Small, statistically significant increases in TA100 revertant colony frequency were observed at 5000 μg/plate in the first mutation test (absence of S9-mix) and the second mutation test (presence of S9-mix). These increases were considered to be of no biological relevance because there was no evidence of a dose-response relationship or reproducibility. Furthermore, the individual revertant counts at the statistically significant dose levels were within the in-house historical untreated/vehicle control range for the tester strain and the maximum fold increase was only 1.4 times the concurrent vehicle controls.

Applicant's summary and conclusion

Conclusions:

Chromium Oxalate Hydroxide was considered to be non-mutagenic under the conditions of this test.

Executive summary:

The maximum dose level of the test item in the first experiment was selected as the maximum recommended dose level of 5000 μg/plate. There was no visible reduction in the growth of the bacterial background lawn at any dose level, either in the presence or absence of metabolic activation (S9-mix) in either test.

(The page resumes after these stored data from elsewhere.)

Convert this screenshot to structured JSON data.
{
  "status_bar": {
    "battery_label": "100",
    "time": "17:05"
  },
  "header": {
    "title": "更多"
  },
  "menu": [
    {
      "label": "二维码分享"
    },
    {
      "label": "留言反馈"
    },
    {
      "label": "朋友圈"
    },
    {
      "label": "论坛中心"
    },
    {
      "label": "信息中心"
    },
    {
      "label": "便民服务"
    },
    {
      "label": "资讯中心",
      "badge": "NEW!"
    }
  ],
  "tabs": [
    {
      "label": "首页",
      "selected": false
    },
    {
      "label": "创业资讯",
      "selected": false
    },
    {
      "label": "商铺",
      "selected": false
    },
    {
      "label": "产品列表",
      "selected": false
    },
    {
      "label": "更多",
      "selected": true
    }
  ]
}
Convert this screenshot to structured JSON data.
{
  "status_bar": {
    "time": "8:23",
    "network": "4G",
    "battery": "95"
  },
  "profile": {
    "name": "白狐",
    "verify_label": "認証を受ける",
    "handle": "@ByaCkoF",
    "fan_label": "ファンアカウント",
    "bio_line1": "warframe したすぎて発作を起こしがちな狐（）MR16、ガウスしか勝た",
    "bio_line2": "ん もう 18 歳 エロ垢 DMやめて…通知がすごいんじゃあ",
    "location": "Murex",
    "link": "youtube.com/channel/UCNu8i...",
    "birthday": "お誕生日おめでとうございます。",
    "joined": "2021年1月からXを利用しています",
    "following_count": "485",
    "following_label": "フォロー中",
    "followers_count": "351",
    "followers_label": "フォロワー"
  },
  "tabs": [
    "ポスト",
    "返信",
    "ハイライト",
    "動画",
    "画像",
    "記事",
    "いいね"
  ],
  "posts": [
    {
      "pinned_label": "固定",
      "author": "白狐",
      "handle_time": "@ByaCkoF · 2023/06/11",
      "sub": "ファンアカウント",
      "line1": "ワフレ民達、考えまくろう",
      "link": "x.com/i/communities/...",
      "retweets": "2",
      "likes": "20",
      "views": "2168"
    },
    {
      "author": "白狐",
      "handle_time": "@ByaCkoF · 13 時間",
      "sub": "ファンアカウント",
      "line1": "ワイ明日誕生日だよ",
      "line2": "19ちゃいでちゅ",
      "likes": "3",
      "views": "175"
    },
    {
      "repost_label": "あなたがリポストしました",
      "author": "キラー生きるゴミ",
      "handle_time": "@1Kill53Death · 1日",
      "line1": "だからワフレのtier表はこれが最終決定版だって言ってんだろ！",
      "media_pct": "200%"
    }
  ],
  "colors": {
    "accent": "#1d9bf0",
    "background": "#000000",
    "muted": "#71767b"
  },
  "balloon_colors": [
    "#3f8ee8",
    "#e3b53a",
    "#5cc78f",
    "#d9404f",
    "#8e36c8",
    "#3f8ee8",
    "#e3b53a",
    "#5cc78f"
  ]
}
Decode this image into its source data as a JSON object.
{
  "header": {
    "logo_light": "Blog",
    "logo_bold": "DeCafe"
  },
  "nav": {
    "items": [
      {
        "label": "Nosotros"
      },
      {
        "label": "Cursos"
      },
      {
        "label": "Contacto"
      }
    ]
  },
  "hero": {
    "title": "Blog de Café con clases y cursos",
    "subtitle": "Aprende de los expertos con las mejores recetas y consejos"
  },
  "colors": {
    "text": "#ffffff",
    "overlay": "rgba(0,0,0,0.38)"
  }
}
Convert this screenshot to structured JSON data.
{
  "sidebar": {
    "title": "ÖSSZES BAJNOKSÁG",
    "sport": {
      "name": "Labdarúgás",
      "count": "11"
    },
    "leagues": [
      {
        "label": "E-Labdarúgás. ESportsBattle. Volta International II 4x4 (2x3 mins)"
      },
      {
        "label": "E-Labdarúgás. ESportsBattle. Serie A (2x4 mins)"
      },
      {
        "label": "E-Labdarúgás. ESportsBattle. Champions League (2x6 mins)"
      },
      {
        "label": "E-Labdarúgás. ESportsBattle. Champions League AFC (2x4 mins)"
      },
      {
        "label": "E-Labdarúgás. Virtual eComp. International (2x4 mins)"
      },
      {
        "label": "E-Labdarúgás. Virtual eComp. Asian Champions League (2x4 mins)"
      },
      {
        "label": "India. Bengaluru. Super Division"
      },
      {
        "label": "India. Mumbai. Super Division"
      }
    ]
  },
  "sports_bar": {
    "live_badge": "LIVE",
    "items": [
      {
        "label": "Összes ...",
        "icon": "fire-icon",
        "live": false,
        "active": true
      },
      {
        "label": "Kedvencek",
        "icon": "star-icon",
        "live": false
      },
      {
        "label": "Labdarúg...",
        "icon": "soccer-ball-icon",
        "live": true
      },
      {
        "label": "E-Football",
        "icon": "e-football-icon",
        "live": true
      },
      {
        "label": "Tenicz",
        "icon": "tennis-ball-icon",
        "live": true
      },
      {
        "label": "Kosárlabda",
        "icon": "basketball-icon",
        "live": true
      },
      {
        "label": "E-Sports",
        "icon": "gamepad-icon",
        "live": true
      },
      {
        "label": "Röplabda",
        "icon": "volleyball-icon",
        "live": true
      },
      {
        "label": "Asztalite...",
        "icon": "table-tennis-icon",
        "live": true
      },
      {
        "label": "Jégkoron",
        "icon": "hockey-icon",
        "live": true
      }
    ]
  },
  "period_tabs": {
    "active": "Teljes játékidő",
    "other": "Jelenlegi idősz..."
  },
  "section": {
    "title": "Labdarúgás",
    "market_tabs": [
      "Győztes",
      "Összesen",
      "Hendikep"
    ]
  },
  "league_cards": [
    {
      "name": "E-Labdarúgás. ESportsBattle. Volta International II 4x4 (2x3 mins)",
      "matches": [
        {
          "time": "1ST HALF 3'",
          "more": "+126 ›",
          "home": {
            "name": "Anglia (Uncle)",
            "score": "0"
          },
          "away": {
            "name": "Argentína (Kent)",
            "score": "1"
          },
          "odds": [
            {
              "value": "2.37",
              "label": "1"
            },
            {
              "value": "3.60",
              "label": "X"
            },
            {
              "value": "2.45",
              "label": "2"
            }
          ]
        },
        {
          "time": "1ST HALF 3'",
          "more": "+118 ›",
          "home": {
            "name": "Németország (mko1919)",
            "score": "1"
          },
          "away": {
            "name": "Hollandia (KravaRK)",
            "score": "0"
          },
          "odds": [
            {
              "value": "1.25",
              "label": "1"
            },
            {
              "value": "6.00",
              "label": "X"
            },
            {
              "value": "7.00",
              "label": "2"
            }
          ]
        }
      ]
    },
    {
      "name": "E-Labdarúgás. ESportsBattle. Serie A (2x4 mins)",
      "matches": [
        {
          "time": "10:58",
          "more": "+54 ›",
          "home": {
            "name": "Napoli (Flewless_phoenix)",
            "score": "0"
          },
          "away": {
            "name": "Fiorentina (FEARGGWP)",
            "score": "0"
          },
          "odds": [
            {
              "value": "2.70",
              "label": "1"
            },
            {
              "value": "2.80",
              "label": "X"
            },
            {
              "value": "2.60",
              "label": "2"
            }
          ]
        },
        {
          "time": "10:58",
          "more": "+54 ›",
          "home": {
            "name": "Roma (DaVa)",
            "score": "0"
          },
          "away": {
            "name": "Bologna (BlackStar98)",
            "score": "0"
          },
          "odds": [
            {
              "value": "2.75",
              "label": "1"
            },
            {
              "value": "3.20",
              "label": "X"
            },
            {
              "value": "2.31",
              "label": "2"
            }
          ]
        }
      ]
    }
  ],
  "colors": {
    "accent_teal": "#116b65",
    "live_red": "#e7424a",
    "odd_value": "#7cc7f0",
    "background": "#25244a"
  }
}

A test item precipitate (fine and particulate in appearance) was noted at 5000 ug/plate, this observation did not prevent the scoring of revertant colonies.

There were no toxicological increases in the frequency of revertant colonies recorded for any of the bacterial strains, with any dose of the test item, either with or without metabolic activation (S9-mix).

Small, statistically significant increases in TA100 revertant colony frequency were observed at 5000 μg/plate in the first mutation test (absence of S9-mix) and the second mutation test (presence of S9-mix). These increases were considered to be of no biological relevance because there was no evidence of a dose-response relationship or reproducibility. Furthermore, the individual revertant counts at the statistically significant dose levels were within the in-house historical untreated/vehicle control range for the tester strain and the maximum fold increase was only 1.4 times the concurrent vehicle controls.